一日2百個宅配の過酷労働…ドライバーがアマゾンの異常な便利さの犠牲に、ヤマトの英断

Business Journal / 2017年3月11日 6時0分

 こういった具体的な数字を目にすると、1日8時間で配達し終えるのがいかに不可能に近いかが、より如実にわかるだろう。1日の実労働時間が12時間をゆうに超えてしまう配達ドライバーが多いであろうことも想像に難くない。

「ネットショッピングで朝注文したものがその日のうちに届いたり、細かく時間指定ができたりするなど、今の日本の宅配事情は安価で利用できるにもかかわらず、異常なほど便利になっていますが、おそらく現状がピークなのではないかと考えています。安価で異常に便利なサービスのしわ寄せとして、配達ドライバーが過剰動労を強いられているわけです。

 現在、再配達は無料サービスになっていますが、近い将来、その手間料をアマゾンなどの通販会社側に負担してもらうか、お客様負担として有料サービス化するか、どちらかになっていくのではと思います。

 過剰なサービスは、お客の要望ということもあるが、ライバル企業との競争を勝ち抜くために生まれた側面が強いと思われます。今回ヤマトが値上げに踏み切らざる得ないのは、ドライバーの過酷な労働環境を鑑みると不可避ですが、そのコストをお客や通販会社に負担してもらうだけでなく、ヤマト自身も現状のサービスを継続できないという事実もあり、経営の責任も含め、企業としてある一定範囲の血を流す必要性はありそうです。

 いずれにしても、今は宅配便大手3社によるサービス合戦がエスカレートしきってしまっている状況ですので、さすがに潮目が変わってくるでしょう」(同)

●ヤマト配達ドライバーの悪評も

 サービス合戦のエスカレートが、佐川の配達ドライバーによる放り投げ騒動の一因とも考えられるが、現在、アマゾンジャパンの宅配物を担っているヤマトの配達ドライバーたちには、佐川以上に体力的にも精神的にも負荷がかかっているのではないだろうか。

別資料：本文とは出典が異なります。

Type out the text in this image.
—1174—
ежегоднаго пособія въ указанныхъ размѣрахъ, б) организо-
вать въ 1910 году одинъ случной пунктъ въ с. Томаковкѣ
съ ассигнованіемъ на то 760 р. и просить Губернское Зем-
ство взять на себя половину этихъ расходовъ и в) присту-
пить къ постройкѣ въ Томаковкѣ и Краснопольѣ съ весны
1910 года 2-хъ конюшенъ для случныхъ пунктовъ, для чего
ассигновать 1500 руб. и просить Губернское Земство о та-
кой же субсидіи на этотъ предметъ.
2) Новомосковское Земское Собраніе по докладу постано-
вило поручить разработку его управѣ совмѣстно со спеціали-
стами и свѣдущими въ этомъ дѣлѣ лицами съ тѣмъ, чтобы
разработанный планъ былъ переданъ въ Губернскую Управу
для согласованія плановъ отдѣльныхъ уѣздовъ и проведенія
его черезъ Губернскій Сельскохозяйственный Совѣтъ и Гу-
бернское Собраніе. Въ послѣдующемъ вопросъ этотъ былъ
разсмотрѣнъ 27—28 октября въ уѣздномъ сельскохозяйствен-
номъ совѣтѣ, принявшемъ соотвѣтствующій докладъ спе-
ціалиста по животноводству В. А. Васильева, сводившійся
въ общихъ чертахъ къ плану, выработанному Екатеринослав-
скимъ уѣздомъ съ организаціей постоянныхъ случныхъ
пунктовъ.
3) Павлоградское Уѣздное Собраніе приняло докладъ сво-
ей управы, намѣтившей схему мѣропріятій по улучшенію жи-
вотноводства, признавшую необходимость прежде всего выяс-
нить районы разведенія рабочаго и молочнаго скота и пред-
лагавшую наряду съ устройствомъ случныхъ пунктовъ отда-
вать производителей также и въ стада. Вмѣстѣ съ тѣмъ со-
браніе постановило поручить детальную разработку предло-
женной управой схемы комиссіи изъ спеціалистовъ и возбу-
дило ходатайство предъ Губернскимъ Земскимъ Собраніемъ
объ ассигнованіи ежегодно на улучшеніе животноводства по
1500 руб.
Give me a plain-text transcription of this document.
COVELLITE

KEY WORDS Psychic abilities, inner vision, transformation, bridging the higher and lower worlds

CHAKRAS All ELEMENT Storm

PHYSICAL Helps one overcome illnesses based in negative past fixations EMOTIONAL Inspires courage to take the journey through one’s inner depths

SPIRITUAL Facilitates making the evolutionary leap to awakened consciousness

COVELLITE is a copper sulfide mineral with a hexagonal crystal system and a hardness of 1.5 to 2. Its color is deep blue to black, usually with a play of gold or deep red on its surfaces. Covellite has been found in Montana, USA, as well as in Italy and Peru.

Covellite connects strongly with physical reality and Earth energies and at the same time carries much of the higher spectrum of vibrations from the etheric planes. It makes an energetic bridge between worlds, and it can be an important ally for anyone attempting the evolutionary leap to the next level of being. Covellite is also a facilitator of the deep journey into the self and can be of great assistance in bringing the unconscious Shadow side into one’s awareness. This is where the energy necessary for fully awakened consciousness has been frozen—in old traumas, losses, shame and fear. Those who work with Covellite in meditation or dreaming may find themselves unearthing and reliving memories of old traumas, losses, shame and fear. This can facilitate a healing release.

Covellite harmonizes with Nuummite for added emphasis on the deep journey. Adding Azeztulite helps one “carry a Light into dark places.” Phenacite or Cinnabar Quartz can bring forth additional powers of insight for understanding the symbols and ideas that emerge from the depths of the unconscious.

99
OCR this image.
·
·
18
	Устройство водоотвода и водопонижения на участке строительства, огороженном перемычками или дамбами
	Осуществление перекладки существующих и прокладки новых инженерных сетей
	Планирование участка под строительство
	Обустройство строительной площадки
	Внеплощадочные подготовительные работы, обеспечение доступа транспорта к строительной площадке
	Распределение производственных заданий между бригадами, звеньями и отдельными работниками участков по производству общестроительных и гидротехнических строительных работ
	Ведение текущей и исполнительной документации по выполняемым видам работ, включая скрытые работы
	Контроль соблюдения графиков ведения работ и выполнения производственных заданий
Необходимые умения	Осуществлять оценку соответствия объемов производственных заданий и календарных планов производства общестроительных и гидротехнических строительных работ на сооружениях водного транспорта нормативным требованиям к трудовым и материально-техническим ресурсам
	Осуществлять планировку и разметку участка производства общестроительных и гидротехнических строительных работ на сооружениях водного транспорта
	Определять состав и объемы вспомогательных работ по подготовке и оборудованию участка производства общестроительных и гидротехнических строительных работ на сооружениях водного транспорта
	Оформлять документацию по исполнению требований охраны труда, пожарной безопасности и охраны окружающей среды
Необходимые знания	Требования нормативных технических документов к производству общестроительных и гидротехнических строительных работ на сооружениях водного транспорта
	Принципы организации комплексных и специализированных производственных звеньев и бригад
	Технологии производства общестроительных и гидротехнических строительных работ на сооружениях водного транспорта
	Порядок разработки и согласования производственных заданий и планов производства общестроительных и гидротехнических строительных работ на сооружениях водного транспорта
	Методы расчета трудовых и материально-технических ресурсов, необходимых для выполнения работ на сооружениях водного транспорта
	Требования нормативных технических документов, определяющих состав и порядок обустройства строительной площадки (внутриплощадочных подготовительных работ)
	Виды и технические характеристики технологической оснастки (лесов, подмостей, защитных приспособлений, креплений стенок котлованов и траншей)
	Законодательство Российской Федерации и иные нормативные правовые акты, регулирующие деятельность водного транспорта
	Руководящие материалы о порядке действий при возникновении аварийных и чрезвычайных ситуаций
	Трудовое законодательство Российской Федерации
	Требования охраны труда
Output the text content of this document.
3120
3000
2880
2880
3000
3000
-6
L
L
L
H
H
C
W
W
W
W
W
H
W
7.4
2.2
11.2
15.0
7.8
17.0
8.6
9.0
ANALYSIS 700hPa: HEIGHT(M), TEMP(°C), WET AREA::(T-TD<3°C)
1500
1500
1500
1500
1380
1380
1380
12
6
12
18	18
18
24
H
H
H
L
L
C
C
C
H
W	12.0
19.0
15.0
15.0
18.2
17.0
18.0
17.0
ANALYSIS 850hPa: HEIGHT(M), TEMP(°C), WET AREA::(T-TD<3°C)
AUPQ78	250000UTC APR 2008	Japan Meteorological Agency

 実際、SNSやネット掲示板などを見ると、佐川の荷物放り投げのような極端な事例は挙がっていないものの、ヤマト運輸の配達ドライバーに対して、

「態度がすごく悪い。ちょっと待たせただけで思いっきり舌打ちされた」
「再配達の依頼を直接電話したら、あからさまに不機嫌な口調で、最後はガチャ切り」
「こちらが受取のサインをした伝票を、奪うように強引に引っ張って取っていって、無言で去っていった」

といったような書き込みが散見される。こうした情報が事実かどうかは定かではないが、もし事実だとすれば、業務上のストレスが溜まってしまっているとも考えられるだろう。